My little girl is a stroke survivor

'I remember looking at her and thinking how are you alive? How does a child survive such brain damage? How could this happen to my sweet Emma?'

Most people think stroke happens to old people, but I am here to tell you that it can happen to anyone or any age, even babies. My little girl Emma is two and a stroke survivor. She is a stroke warrior.
Emma was born at 41 weeks gestation. A beautiful healthy girl, weighing 8 pounds 7 ounces (3.8 kilograms). Emma passed all her health checks in hospital with flying colours. She did struggle to latch on to the breast to feed (looking back now I know why it was so hard for her) but it wasn’t uncommon for a mother to find her feet with breast feeding. At that point there was no cause for alarm.
As time passed, Emma continued to develop normally, and although she protested tummy time (like so many), she passed every check up.
It was when Emma was nine-months-old, I noticed she had a preferred left-hand. Emma would eat finger food with her left-hand but her right-hand and arm had dropped. When we played on the floor she didn’t grasp or reach with it, she didn’t lift her knees at all and while babies in my mother’s group were crawling or about to crawl, little Emma wasn’t even close. It was the gut feeling, the maternal instinct that drove me to make an appointment and have her checked out, just to be sure.
Our maternal child health nurse saw Emma and noticed the lack of strength in her right side.
"Don’t worry" she said, "it’s probably just a strength issue, nothing a bit of physio won’t fix".
Dee and Emma. Photo/Supplied.
While sitting in the waiting room for the physio, I remember seeing mums with kids who had children with mild to severe disabilities and thinking to myself, “wow that must be tough”. The mum’s faces were full of hope, love and pure exhaustion. I never ever thought I would be that mum.
From the physio we saw a paediatrician, then a second paediatrician, and then a neurosurgeon. The neurosurgeon confirmed Emma had suffered a stroke in utero and as such, a very large cyst or cavity had formed in her brain. My beautiful baby had a brain injury. The area of the brain damaged was the part that controlled movement on Emma’s right side and her speech.

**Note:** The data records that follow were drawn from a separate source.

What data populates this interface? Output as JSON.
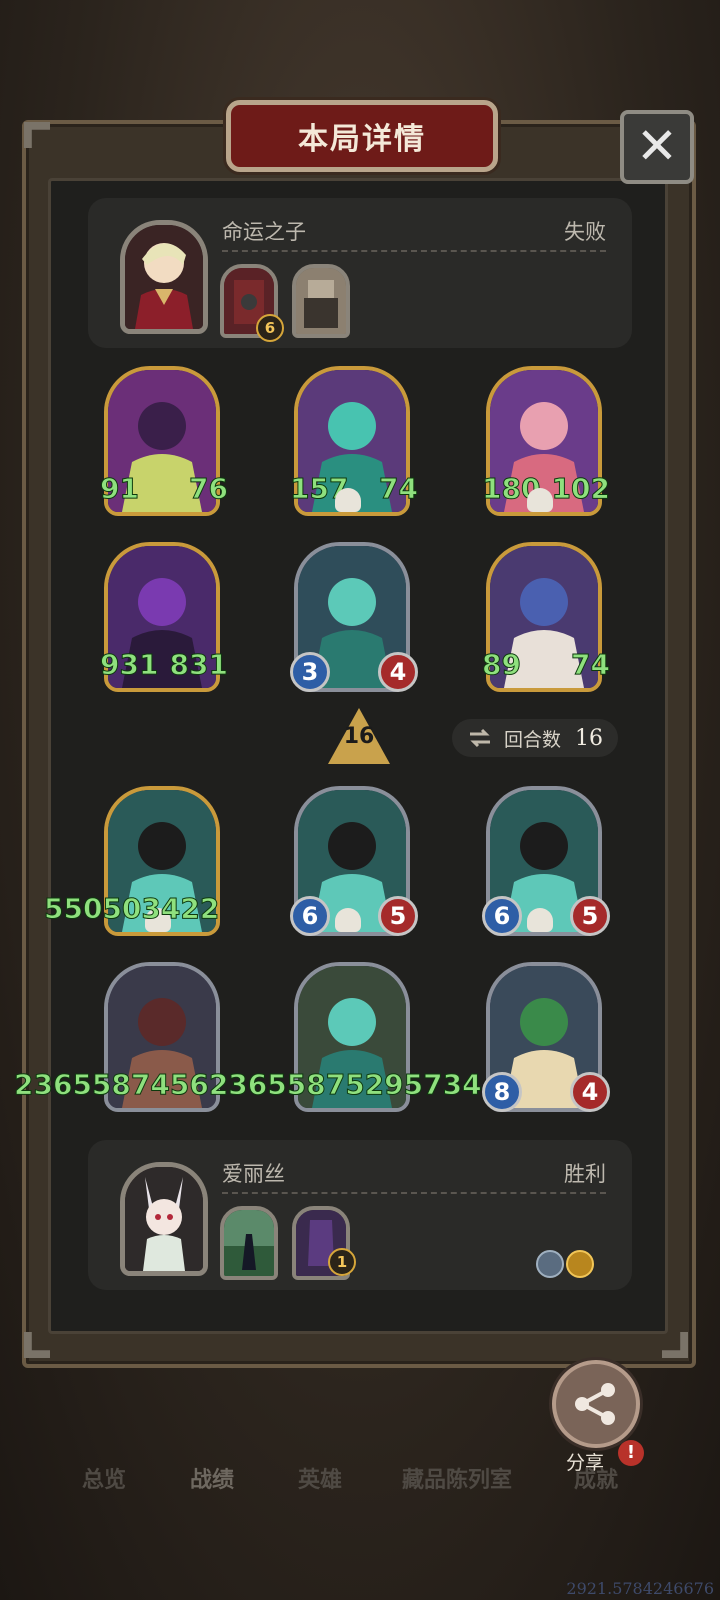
{
  "header": {
    "title": "本局详情",
    "close_glyph": "✕"
  },
  "top_player": {
    "name": "命运之子",
    "result": "失败",
    "relic_badges": [
      "6"
    ]
  },
  "bottom_player": {
    "name": "爱丽丝",
    "result": "胜利",
    "relic_badges": [
      "1"
    ]
  },
  "enemy_cards": [
    {
      "atk": "91",
      "hp": "76",
      "style": "green"
    },
    {
      "atk": "157",
      "hp": "74",
      "style": "green",
      "skull": true
    },
    {
      "atk": "180",
      "hp": "102",
      "style": "green",
      "skull": true
    },
    {
      "atk": "931",
      "hp": "831",
      "style": "green"
    },
    {
      "atk": "3",
      "hp": "4",
      "style": "orb"
    },
    {
      "atk": "89",
      "hp": "74",
      "style": "green"
    }
  ],
  "turn": {
    "arrow_value": "16",
    "label": "回合数",
    "value": "16"
  },
  "player_cards": [
    {
      "text": "550503422",
      "style": "green",
      "skull": true
    },
    {
      "atk": "6",
      "hp": "5",
      "style": "orb",
      "skull": true
    },
    {
      "atk": "6",
      "hp": "5",
      "style": "orb",
      "skull": true
    },
    {
      "text": "2365587456",
      "style": "green"
    },
    {
      "text": "2365587529",
      "style": "green"
    },
    {
      "atk": "8",
      "hp": "4",
      "style": "orb",
      "prefix": "573"
    }
  ],
  "row3_overlay": "550503422",
  "row4_overlay": "236558745623655875295734",
  "share": {
    "label": "分享",
    "alert": "!"
  },
  "tabs": [
    "总览",
    "战绩",
    "英雄",
    "藏品陈列室",
    "成就"
  ],
  "footer_number": "2921.5784246676"
}
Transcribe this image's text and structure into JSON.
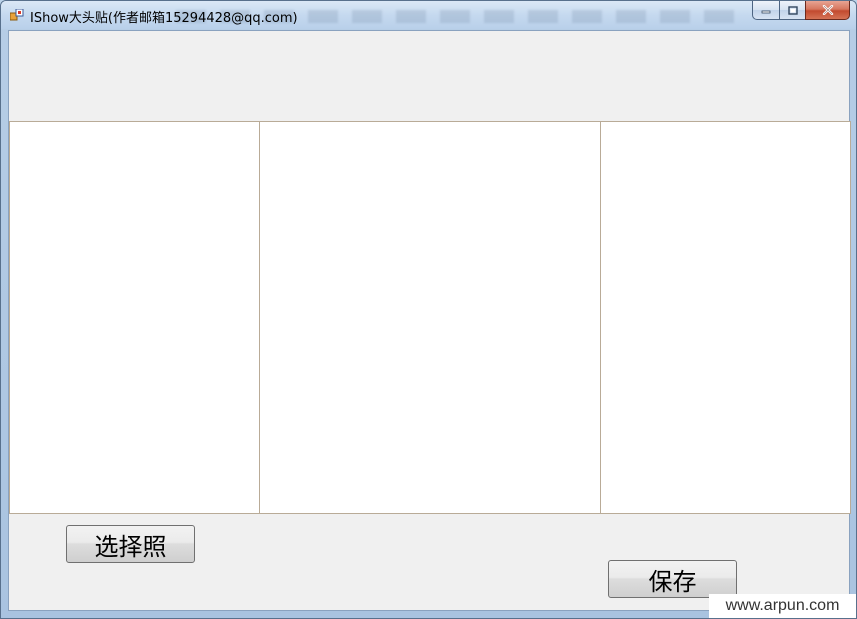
{
  "window": {
    "title": "IShow大头贴(作者邮箱15294428@qq.com)"
  },
  "caption_buttons": {
    "minimize": "minimize-icon",
    "maximize": "maximize-icon",
    "close": "close-icon"
  },
  "buttons": {
    "select_photo": "选择照",
    "save": "保存"
  },
  "watermark": "www.arpun.com",
  "colors": {
    "titlebar": "#c5d9ef",
    "client_bg": "#f0f0f0",
    "panel_bg": "#ffffff",
    "panel_border": "#b9ab97",
    "close_button": "#c24a2f"
  }
}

This tiny precious brain with this huge mass, I remember looking at her and thinking how are you alive? How does a child survive such brain damage? How could this happen to my sweet Emma?
Then came more questions. Will Emma die? Will she walk? Will she have emotional intelligence?
Doctors told me if Emma’s brain injury had shown up on any of my prenatal scans, I would have been advised she was incompatible with life, I would have been advised to terminate the pregnancy.The neurosurgeon observed Emma and couldn’t believe how well she functioned; crawling, talking, pulling up to stand and taking emotional and social cues. He described Emma as phenomenal – something we already knew.
Emma. Photo/Supplied.
Today Emma is two, and recently scored 82 out of 100 for her typical two-year-old check-up - only losing points for not being able to walk. It takes work. Emma has physiotherapy once a week, occupational therapy fortnightly and speech therapy every three months just to ensure she is still on track as the part of her brain that controls speech is completely missing.
Throughout this journey, I have learnt a lot about love, hope and patience. I am grateful for everything our sweet girl has achieved and will continue to support her in any way I can to help her become the best version of herself. The word "can’t" is never used in our house. Our goal as parents is to help Emma believe that she can do anything she puts her mind to.
Her neurosurgeon said to us: “If Emma wants to be a brain surgeon one day, never say she can’t, if she wants to fly a plane, don’t ever say she can’t. You as parents have to help her to believe anything is possible.” This will be our mission.
I am also committed to helping Stroke Foundation bust the myths surrounding stroke. Most people think stroke is an older person’s disease but it impacts people of all ages. There must be greater awareness of the signs of paediatric stroke. Emma had been carrying these signs for a few months before I had noticed anything was amiss. Many parents go through this with their child, where there is a delayed diagnosis and it can mean some early intervention opportunities are missed.
As for Emma, she continues to defy all odds against her.
Emma can crawl, talk in sentences and is almost walking independently. She is about to start botox treatment in her hand and arm. We don’t know what the future holds, but with her one thing is for sure, it will be bright. She is the sunshine of our life.